In recent decades, the cure rates for adult and childhood brain tumors have improved. Unfortunately, many survivors now live with life-long side effects from the treatment itself. Radiation therapy is particularly damaging to the brain and results in long-term cognitive deficits. The majority of both laboratory and clinical investigation has focused on the negative effects of radiation on memory. The hippocampus, a brain structure important in memory formation where postnatal neurogenesis occurs, has been the sole focus. While memory is of great importance, deficits in attention and executive function may be equally debilitating for patients. Other brain areas, including the frontal cortex, control these functions and radiation effects on these non-neurogenic brain areas have been ignored. Moving outside the hippocampus to areas of the brain where neurogenesis does not occur, exciting new preliminary data indicate that neurons in the pre- frontal cortex are also susceptible to radiation-induced dysfunction. This challenges commonly held notions regarding the molecular and cellular mechanisms that underlie radiation-induced cognitive dysfunction. Such findings have the potential to explain fundamental aspects of radiation-induced cognitive decline. To identify such mechanisms we will use unique resources including simultaneous imaging and electrophysiological recordings of synaptic activity with radiation as well as in vivo assessments of persistent alterations in synaptic plasticity and dendritic structure in transgenic animals. In this proposal we will examine the role of acute glutamate toxicity following radiation, explore how synaptic function changes in the frontal cortex and determine the mechanisms leading to long lasting synaptic dysfunction. We will conduct the following aims; (1) define the role of glutamate toxicity and oxidative stress in the prefrontal cortex following radiation, (2) establish an animal model of radiation-induced attention and executive deficits and correlate these with alterations in synaptic function, (3) identify the role of epigenetic mechanisms in long lasting changes in synaptic structure and function following radiation. Knowledge of the early and late mechanisms involved will allow for the development of more effective preventative treatments or even reversal of pre-existing radiation-induced deficits.
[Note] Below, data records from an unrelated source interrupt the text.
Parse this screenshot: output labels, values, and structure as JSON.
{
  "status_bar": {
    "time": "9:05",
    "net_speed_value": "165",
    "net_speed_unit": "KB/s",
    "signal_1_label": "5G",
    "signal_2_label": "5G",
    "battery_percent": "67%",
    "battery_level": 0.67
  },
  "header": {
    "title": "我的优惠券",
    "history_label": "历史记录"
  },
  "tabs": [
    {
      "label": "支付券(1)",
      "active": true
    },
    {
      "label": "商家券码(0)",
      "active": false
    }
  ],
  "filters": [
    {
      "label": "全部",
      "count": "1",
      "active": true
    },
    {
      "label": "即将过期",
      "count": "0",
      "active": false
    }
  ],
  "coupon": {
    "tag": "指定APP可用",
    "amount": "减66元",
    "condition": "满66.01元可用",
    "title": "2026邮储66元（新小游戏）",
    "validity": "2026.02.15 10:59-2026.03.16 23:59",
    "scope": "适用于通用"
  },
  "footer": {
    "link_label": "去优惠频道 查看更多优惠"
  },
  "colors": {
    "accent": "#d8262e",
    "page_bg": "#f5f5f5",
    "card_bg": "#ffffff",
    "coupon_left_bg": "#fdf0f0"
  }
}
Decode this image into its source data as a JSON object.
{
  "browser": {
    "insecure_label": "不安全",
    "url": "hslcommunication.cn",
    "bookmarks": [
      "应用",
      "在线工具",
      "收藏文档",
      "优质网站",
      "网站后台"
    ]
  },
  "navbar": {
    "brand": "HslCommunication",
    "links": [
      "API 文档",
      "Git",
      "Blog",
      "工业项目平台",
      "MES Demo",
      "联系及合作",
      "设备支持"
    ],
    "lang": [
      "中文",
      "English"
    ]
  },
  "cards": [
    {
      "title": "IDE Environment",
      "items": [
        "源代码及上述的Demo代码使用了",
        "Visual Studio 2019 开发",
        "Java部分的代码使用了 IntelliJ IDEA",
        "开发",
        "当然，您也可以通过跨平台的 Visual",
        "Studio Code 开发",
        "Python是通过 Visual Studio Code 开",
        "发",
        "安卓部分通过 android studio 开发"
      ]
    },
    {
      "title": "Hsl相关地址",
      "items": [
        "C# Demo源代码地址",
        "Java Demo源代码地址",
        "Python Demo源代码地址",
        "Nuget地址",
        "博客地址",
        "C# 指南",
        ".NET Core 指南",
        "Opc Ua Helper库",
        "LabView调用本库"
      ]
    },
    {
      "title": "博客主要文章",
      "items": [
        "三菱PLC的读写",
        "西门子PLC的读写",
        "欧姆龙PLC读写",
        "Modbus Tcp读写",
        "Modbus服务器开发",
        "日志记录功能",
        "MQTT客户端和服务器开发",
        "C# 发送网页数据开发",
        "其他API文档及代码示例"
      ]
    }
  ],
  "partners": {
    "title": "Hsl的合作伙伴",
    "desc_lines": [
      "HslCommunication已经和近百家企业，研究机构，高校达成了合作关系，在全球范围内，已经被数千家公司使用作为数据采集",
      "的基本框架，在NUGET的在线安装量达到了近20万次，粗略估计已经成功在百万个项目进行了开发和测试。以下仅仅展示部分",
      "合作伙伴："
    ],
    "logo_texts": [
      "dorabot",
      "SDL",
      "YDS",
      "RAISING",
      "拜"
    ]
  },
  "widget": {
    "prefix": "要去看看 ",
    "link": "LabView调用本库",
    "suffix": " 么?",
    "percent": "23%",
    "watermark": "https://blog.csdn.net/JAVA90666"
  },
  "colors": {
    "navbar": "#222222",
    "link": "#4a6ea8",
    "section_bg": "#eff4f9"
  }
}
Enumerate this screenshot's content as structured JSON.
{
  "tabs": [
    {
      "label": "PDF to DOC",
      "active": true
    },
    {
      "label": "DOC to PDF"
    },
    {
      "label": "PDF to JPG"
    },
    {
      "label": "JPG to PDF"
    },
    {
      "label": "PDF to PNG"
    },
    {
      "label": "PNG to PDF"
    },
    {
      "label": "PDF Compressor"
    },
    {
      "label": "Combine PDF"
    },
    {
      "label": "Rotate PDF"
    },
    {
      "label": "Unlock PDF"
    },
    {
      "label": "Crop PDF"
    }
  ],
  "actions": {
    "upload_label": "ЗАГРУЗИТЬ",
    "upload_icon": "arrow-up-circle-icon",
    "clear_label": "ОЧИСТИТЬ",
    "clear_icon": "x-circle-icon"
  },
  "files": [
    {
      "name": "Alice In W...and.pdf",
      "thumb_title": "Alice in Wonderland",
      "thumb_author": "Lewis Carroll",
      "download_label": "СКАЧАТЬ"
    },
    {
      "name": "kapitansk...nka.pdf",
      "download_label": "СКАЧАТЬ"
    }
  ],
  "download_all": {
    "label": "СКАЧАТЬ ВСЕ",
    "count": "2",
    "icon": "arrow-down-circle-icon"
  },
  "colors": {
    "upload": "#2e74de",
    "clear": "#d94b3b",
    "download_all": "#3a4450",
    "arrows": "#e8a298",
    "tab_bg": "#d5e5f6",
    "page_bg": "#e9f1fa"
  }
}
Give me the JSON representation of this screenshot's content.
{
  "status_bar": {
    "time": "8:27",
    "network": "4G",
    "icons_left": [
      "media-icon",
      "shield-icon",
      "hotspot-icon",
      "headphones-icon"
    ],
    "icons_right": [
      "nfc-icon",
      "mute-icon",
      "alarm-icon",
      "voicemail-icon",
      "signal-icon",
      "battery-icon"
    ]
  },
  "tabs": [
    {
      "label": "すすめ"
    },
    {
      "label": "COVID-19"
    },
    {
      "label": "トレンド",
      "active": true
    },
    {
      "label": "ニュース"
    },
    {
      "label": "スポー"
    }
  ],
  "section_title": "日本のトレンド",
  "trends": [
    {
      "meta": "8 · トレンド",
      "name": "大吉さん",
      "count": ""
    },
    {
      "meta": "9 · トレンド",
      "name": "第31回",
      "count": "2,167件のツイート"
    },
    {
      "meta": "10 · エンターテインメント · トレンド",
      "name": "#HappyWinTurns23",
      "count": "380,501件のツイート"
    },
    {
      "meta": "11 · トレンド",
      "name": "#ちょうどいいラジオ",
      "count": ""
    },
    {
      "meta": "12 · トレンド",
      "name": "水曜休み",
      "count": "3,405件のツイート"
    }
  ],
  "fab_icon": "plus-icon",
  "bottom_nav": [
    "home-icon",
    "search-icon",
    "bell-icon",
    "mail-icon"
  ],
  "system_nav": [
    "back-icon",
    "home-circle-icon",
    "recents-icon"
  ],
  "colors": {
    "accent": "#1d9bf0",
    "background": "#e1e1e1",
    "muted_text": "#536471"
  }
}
近几十年来，成人和儿童脑肿瘤的治愈率有所提高。不幸的是，很多 幸存者现在生活在治疗本身的终身副作用中。放射治疗尤其是 损害大脑并导致长期认知缺陷。大多数实验室和临床 研究集中在辐射对记忆的负面影响上。海马，大脑 在产后神经发生的记忆形成中重要的结构一直是唯一的重点。 尽管记忆非常重要，但注意力和执行功能的赤字可能同样使人衰弱 适用于患者。其他大脑区域，包括额叶皮层，控制这些功能和辐射对 这些非神经发生的大脑区域已被忽略。在海马外移动到 没有发生神经发生的大脑，令人兴奋的新初步数据表明，前神经元 额叶皮层也容易受到辐射诱导的功能障碍的影响。这挑战通常持有的概念 关于辐射引起的认知功能障碍的分子和细胞机制。 这样的发现有可能解释辐射引起的认知能力下降的基本方面。到 确定这样的机制，我们将使用独特的资源，包括同时成像和 辐射的突触活动的电生理记录以及持续的体内评估 转基因动物中突触可塑性和树突结构的改变。在这个建议中，我们将 检查辐射后急性谷氨酸毒性的作用，探索突触功能如何变化 额叶皮层并确定导致持久突触功能障碍的机制。我们将 执行以下目标； （1）定义谷氨酸毒性和氧化应激在前额叶的作用 辐射后的皮层，（2）建立一个辐射引起的注意力和执行缺陷的动物模型 并将其与突触功能的改变相关，（3）确定表观遗传机制在 辐射后突触结构和功能的持久变化。了解早期和晚期 涉及的机制将允许开发更有效的预防性治疗，甚至可以 逆转既有辐射引起的缺陷。